Впереди красовались два тонких минарета воздушной мечети Михримах[154], созданной почти полтысячелетия назад несравненным Мимаром Синаном [155]. Дыхание выровнялось и, предвкушая скорую встречу с живописной гаванью рельефного Босфора, я вновь обрела покой и душевное равновесие после странной встречи на старом кладбище.
– Да что ж с тобой такое?! – трясла меня за плечи Хатидже. Она склонилась прямо над лицом, и я хорошо чувствовала тонкий запах молотого шафрана и розового масла – именно так здесь пахнут пожилые женщины. – Сколько тебе кричу, а ты будто не слышишь вовсе! Uyudun mu?[156]
– Нет, просто привиделось… Вспомнила кое-что…
– Что вспомнила? – и она еще ближе наклонилась, чтобы получше разглядеть мои глаза.
– Вспомнила одну встречу на кладбище Караджаахмет… Знаете такое?

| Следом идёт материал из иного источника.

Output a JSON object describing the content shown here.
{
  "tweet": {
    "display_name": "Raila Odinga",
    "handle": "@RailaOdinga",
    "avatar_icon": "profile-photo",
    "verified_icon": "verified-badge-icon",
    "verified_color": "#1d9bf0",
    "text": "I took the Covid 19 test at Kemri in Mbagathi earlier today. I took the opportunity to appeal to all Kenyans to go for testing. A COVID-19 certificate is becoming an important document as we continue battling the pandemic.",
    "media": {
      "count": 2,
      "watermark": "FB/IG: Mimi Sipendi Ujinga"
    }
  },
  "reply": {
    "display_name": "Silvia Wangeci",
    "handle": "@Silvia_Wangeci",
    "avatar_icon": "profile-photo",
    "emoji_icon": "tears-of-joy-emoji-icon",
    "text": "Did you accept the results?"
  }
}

– Вай! – заголосила Хатидже и замахала руками, будто гнала меня прочь из дома. – Что ж за язык у тебя такой, yeşil gözlü[157]!? Разве при стариках такие места вспоминают?! Смерти моей хочешь? – И она начала применять весь арсенал суеверных штучек, призванных уберечь ее от грозного предзнаменования. Побледневшая Хатидже трижды подергала себя левой рукой за правую мочку, поплевала внутрь джемпера, постучала носком непослушной ноги по ножке стола, после чего у нее заныло колено и она, наконец, успокоилась.
– Ноги у меня от холода ныть начинают, но скоро расхожусь, не обращай внимания.

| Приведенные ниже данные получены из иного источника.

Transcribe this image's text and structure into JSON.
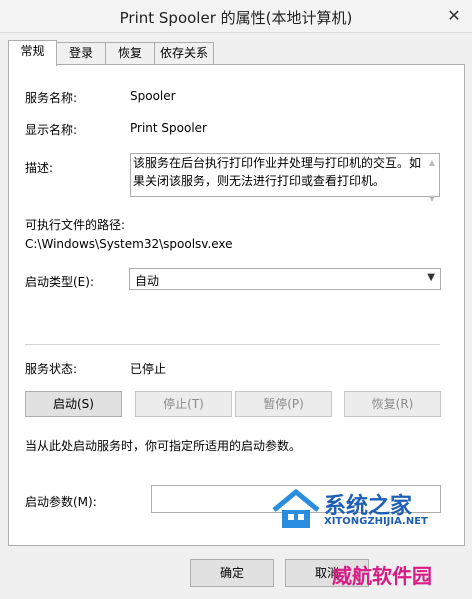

Я почти не слушала ее. Мне не было никакого дела до ее коленей, потому что щемящее чувство внутри скребло на самый невыносимый манер, заставляя сожалеть о несделанном или сделанном неверно.
– Да что ж ты сама не своя? Совсем меня не замечаешь…
Я снова включилась в реальность и из вежливости улыбнулась суетливой хозяйке. Хатидже было то ли за шестьдесят, а может, за семьдесят – в последнее время я все хуже определяла возраст. В наши дни вездесущего ботокса и прочих косметических диковинок немудрено обсчитаться на десяток лет, а то и больше. Тем более что стамбульские женщины не гнушались инъекционного омоложения, о чем повсеместно заявляли одинаково вздернутыми носами, выпирающими скулами и невероятно пухлыми губами, с трудом смыкавшимися над белоснежным рядом фарфорово-циркониевых виниров. Последние здесь предлагались каждому в качестве бонуса после лечения кариеса – за полцены.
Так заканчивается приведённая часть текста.